As mentioned above, the communication with Devo's central collectors has to be (necessarily) via SSL with client authentication. To do so, the client must have a private key to communicate with logtrust; you can generate and download that key on the Devo application. In this code, we assume this has been done and is saved in the file me.jks.

It's also desirable to authenticate our central servers (to avoid a man-in.the.middle attack). To do so, you must have the central collectors public certificate, which you can also download from our web application. We assume this has been done and is saved in the file logtrust.jks.

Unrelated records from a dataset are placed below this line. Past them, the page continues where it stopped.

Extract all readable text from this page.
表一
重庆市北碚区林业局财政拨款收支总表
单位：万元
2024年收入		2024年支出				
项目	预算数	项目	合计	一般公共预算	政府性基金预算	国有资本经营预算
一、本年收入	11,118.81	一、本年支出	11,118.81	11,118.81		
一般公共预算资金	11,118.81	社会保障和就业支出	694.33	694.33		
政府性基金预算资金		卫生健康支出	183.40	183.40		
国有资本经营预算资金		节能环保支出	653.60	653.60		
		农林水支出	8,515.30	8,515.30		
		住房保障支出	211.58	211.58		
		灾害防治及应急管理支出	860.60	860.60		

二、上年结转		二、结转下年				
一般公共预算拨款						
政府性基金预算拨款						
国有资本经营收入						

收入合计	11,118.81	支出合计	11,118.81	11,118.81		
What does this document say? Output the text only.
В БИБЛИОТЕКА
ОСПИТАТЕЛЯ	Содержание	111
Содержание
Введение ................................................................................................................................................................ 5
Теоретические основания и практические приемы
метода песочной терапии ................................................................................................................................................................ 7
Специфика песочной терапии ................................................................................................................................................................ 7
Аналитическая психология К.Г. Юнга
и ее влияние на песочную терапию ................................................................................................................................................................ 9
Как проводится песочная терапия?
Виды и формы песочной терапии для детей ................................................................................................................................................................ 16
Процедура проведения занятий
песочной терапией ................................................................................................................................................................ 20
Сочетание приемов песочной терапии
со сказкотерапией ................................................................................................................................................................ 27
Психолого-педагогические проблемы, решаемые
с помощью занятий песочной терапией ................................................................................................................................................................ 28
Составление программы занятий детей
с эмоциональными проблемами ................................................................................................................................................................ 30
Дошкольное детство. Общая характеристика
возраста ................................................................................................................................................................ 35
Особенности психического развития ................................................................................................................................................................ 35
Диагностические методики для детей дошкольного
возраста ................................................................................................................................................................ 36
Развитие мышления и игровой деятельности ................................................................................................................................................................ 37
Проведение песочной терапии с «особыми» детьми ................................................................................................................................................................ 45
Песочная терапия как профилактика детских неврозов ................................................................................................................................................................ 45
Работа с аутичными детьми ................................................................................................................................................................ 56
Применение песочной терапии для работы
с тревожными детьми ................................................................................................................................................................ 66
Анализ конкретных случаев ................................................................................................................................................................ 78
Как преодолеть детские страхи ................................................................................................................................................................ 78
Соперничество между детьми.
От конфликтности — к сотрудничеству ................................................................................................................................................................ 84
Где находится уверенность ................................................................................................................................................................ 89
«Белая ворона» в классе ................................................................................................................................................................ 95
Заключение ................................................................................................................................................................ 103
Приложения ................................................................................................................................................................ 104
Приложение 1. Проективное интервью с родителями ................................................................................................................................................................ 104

A SSL Transport default configuration doesn't know which type of authentication it has to negotiate, neither the certificates and private keys to work with. All this is indicated with the corresponding sslConf methods. Specifically, the collector certificate and our private key are given with setTrustManagers and setKeyManagers, that wait for an array from javax.net.ssl.TrustManager and javax.net.ssl.KeyManager, respectively. There are different ways to build these arrays. Since we're assuming that we have information on JKS files, it's best to use the loadTrusts and loadKeys methods of the org.scoja.trans.ssl.SSLUtils class.

In the description of the non-blocking sending we've explained that the negotiation of the TCP connection is also made in a non-blocking manner, which usually means that the first elements sent through the Syslogger doesn't arrive immediately and are delayed until the connection is established. For TCP it's usually a couple of events. When SSL Transport operates on a non-blocking layer, it performs its own negotiation and subsequent data sending also in a non-blocking manner. Since the SSL negotiation consumes way more resources than the TCP, with several exchanges that require computation, the initial block of events that can't be sent immediately is usually larger (between 5 and 10 events).